He didn't remember when it had gotten like this.

He really hadn't been expecting it, to meet someone as he sat on his stoop in frustration day after slowly painful day. The damn guitar was defeating him, but he was determined; if only to show up that stupid Dane. "Couldn't play a song to save your life!" Daniel had mocked, idly strumming a few chords on his bass. "You need to have talent to play an instrument."

Well, he wasn't having any of that.

Skuli's hands were blistered from practice, from the rough strings against his fingers, but still he forged onwards. He earned himself a sunburn from the long hours on his front porch, and he earned himself a reputation as a horrid guitarist amongst the neighbours. The Icelander had never been one to care much for reputation, though, at least not amongst strangers - and so still he persevered.

It had been the last day of summer - or had it been the first? Not that it particularly mattered - When he first strolled past. Skuli was instantly suspicious of him, this too-happy too-calm... thing. It went against everything he knew. Maybe he was jealous, sure - jealous of this stranger's self-confidence. Walking around town looking like a patchwork doll - had he no shame?

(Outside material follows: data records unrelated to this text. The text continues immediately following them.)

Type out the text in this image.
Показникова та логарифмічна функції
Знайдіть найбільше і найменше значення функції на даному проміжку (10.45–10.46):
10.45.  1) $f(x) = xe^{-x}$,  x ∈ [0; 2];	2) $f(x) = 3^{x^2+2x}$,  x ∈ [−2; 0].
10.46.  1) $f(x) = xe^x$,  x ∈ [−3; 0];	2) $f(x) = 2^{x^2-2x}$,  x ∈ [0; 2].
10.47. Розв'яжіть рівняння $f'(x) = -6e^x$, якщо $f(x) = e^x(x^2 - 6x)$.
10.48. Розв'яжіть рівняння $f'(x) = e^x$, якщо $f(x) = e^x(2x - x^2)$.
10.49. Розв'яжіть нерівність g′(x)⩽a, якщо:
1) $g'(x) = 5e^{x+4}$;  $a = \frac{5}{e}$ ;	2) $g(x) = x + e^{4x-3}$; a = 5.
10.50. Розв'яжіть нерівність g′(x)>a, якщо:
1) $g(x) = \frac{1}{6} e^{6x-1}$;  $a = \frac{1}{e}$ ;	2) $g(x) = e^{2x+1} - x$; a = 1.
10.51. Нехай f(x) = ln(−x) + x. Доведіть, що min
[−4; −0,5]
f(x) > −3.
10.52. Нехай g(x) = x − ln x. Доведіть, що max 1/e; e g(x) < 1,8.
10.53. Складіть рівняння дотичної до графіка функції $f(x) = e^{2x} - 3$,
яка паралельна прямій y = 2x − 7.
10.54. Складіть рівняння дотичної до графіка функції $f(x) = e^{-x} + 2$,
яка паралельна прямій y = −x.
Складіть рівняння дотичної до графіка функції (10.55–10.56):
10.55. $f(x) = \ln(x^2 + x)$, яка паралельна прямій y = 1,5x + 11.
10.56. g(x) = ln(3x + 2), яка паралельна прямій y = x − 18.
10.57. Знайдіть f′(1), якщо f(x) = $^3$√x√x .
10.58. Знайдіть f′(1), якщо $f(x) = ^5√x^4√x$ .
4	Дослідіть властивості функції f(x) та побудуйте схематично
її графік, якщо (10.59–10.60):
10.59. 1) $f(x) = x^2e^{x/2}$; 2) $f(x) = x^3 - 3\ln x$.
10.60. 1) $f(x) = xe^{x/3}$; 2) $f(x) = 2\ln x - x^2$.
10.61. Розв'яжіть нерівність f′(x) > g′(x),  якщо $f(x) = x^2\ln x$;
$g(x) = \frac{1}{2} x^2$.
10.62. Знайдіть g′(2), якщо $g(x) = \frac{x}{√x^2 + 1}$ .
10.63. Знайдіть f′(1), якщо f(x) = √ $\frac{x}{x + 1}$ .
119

Clearly not, because the first words out his mouth as he approached the silver-haired teen were "You've got the right idea, but your hands are all wrong."

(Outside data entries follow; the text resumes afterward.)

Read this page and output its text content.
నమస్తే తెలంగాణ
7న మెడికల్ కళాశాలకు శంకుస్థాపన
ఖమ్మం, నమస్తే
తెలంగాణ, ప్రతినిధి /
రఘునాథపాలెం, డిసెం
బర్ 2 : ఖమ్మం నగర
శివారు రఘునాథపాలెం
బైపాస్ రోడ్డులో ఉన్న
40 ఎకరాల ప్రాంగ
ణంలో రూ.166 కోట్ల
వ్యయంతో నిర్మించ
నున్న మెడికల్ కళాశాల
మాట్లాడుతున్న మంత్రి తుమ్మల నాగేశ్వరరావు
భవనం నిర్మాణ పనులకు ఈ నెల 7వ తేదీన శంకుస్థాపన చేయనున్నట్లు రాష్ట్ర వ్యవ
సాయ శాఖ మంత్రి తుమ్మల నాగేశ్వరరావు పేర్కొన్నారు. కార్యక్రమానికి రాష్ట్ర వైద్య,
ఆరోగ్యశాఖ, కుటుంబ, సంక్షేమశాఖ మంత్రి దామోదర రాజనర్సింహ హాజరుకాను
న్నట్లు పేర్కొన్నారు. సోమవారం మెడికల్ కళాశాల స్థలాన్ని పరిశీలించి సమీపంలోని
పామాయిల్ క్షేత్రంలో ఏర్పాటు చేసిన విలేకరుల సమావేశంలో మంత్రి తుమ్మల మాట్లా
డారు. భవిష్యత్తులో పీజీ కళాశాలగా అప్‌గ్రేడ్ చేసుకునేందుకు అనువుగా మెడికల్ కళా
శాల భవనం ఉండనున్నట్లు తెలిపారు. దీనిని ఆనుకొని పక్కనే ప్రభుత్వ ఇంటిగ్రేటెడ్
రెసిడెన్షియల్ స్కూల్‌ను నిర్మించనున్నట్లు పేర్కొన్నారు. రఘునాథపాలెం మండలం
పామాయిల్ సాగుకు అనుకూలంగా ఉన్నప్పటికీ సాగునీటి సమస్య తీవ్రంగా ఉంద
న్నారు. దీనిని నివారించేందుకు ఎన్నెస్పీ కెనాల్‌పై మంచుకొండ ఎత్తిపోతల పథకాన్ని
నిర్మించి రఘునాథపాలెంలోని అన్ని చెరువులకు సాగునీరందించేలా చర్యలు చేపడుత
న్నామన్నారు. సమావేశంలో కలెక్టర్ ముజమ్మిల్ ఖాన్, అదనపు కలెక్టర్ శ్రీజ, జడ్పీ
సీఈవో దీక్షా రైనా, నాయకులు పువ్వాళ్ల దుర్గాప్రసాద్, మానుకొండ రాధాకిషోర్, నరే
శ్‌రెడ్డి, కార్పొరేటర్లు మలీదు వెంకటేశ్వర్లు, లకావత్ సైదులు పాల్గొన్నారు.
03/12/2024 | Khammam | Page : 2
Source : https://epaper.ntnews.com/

"They are not," Skuli had snapped back, although it was mostly a response of defiance and he immediately regretted it. This wasn't Nor - he had no reason to push him away like that.

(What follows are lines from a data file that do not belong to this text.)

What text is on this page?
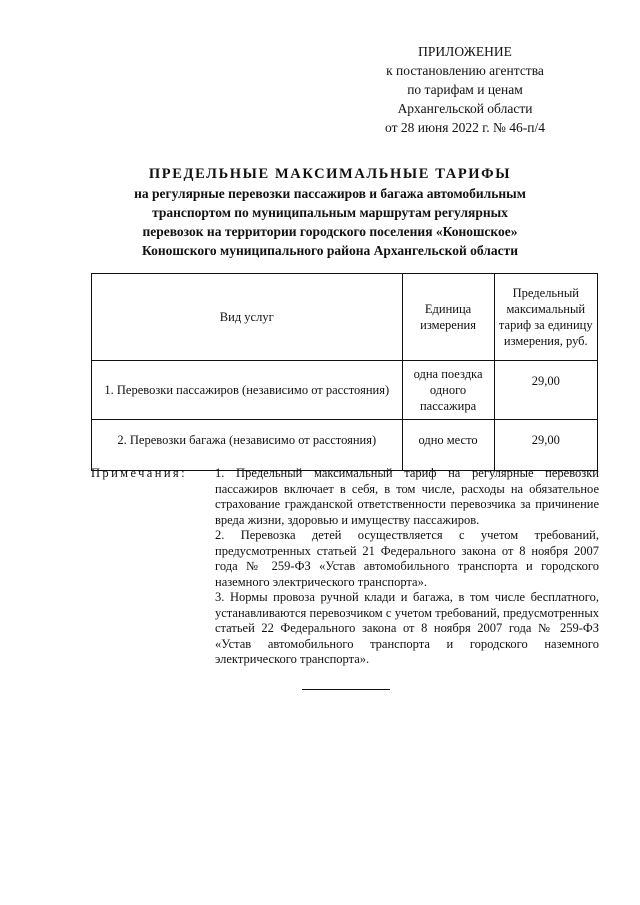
ПРИЛОЖЕНИЕ
к постановлению агентства
по тарифам и ценам
Архангельской области
от 28 июня 2022 г. № 46-п/4
ПРЕДЕЛЬНЫЕ МАКСИМАЛЬНЫЕ ТАРИФЫ
на регулярные перевозки пассажиров и багажа автомобильным
транспортом по муниципальным маршрутам регулярных
перевозок на территории городского поселения «Коношское»
Коношского муниципального района Архангельской области
Вид услуг	Единица измерения	Предельный максимальный тариф за единицу измерения, руб.
1. Перевозки пассажиров (независимо от расстояния)	одна поездка одного пассажира	29,00
2. Перевозки багажа (независимо от расстояния)	одно место	29,00
Примечания:	1. Предельный максимальный тариф на регулярные перевозки пассажиров включает в себя, в том числе, расходы на обязательное страхование гражданской ответственности перевозчика за причинение вреда жизни, здоровью и имуществу пассажиров.
2. Перевозка детей осуществляется с учетом требований, предусмотренных статьей 21 Федерального закона от 8 ноября 2007 года № 259-ФЗ «Устав автомобильного транспорта и городского наземного электрического транспорта».
3. Нормы провоза ручной клади и багажа, в том числе бесплатного, устанавливаются перевозчиком с учетом требований, предусмотренных статьей 22 Федерального закона от 8 ноября 2007 года № 259-ФЗ «Устав автомобильного транспорта и городского наземного электрического транспорта».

"Uhm..." An awkward pause; and the man's eyebrows rose in quiet thought - and then he reached for the teen's hands and, finding no resistance, he carefully repositioned them, adjusting a finger there or an angle there.

And then he left, like some sort of ghost. He didn't expect to see him again, but it wasn't a week later when the man went past again. He was almost unrecognizable; this time he had on a hat and what looked like a shirt that was no less than three hundred years old. One could never be sure; maybe it had been purchased and then never worn, gathering dust in the back of some closet somewhere.

"No, no, like this!" And he would smile and reach across, correcting the teenager's hands with gentle, feather-light touches. Skuli would harrumph and protest but never once did he remove them. It went on like this through the summer, the icy-haired teen practicing on the front stoop and the ghost-man showing up whenever it seemed like he was about to smash the instrument against the nearest pedestrian.

And so went the summer of the guitar. It wasn't until years later, at a concert, that Skuli finally realized who had taught him to play all those years ago; and then he was shocked, so shocked, in fact, that he couldn't quite bring himself to believe it. To Skuli, the man would remain a mystery, the simple homeless-looking man that taught him with all the calm and patience of a lesser god.